By the end of the evening, some 400 protesters had been arrested and several police officers treated for injuries.

The OPD has not returned calls for comment. Its official statements say the protesters initiated the violent actions.

Reports from others on the ground paint a very different picture. Dan Miskulin, a contractor from San Francisco, describes a situation that many caught up in the action tweeted, texted, and blogged – saying that the police created an impossible situation for the protesters. According to these reports, police in riot gear surrounded the protesters, repeatedly funneling them into first a park and then an area by the YMCA from which they had no exit.

“I watched people go up to the officers and ask how they could leave, and the officers told them to go to another spot where the officers would pass them on. People were panicking after the tear gas,” Mr. Miskulin says.

[Editor's note: The original versionof this article reported that Mr. Miskulin said, "People were panicking after the tear gas and rubber bullets."]

As for projectiles being hurled at the police, notes Drexel University political scientist George Ciccareillo-Maher, who has been following the events closely, “protesters tossed back the tear gas canisters that were being shot at them by the police.”

Perhaps one of the most incendiary images from the weekend’s skirmishes is the American flag in flames. But, points out Scott Kimball, secretary for the board of directors of Iraq Veterans Against the War, which has worked with Occupy protesters, “burning the flag is a protected form of political speech.” 

But images can take on a life of their own, says Wojtek Zarzycki, managing director and strategist for Optimal Investing, a boutique financial services firm in New York that specializes in high-net-worth individuals. 

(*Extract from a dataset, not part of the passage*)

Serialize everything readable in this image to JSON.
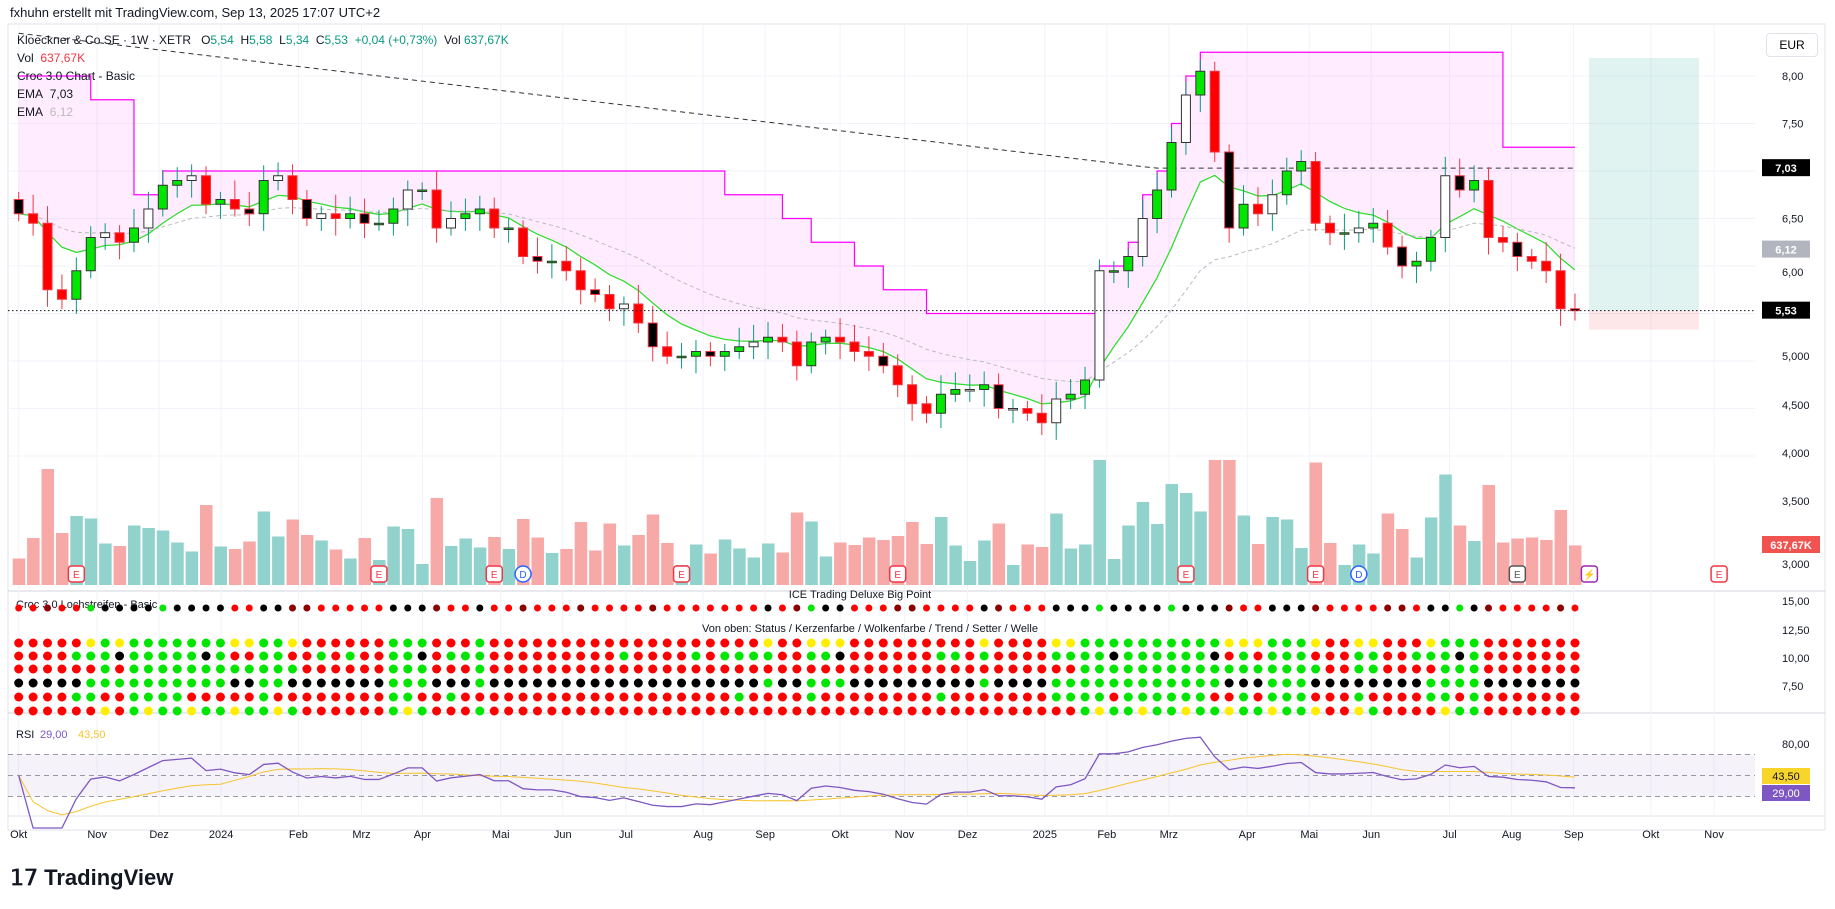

“The vandalism and arrests will be more than just a black eye for the movement as now these acts are associated with its protesting,” he says via e-mail. “The influence of its actions is now lessened and the possibility of it regaining its status as the movement of the 99 percent is less likely.”

Most of the 99 percent whom the Occupy movement claims to represent, he adds, “have nothing to do with violence, nothing to do with vandalism, and only want fairness and equality.”

Prognosticators need to be careful about glib interpretations of media images, says Ted Morgan, author of “What Really Happened to the 1960s: How Mass Media Culture Failed American Democracy.”

“Millions of Americans will see images that they find anywhere from stimulating to frightening to repugnant,” he says via e-mail. Powerful backlash forces will do what they have been doing for 48 years now, he says, “using these images to foist on the wider public a distorted reality about the movements and their meanings.”

Professor Ciccariello-Maher suggests another scenario – that Oakland may be the start of the Occupy movement’s next phase as the election season picks up. Whatever interpretation prevails in Oakland may not matter. The weekend’s events may be just the flashpoint the movement needs to emerge from a somewhat quiet winter, he adds.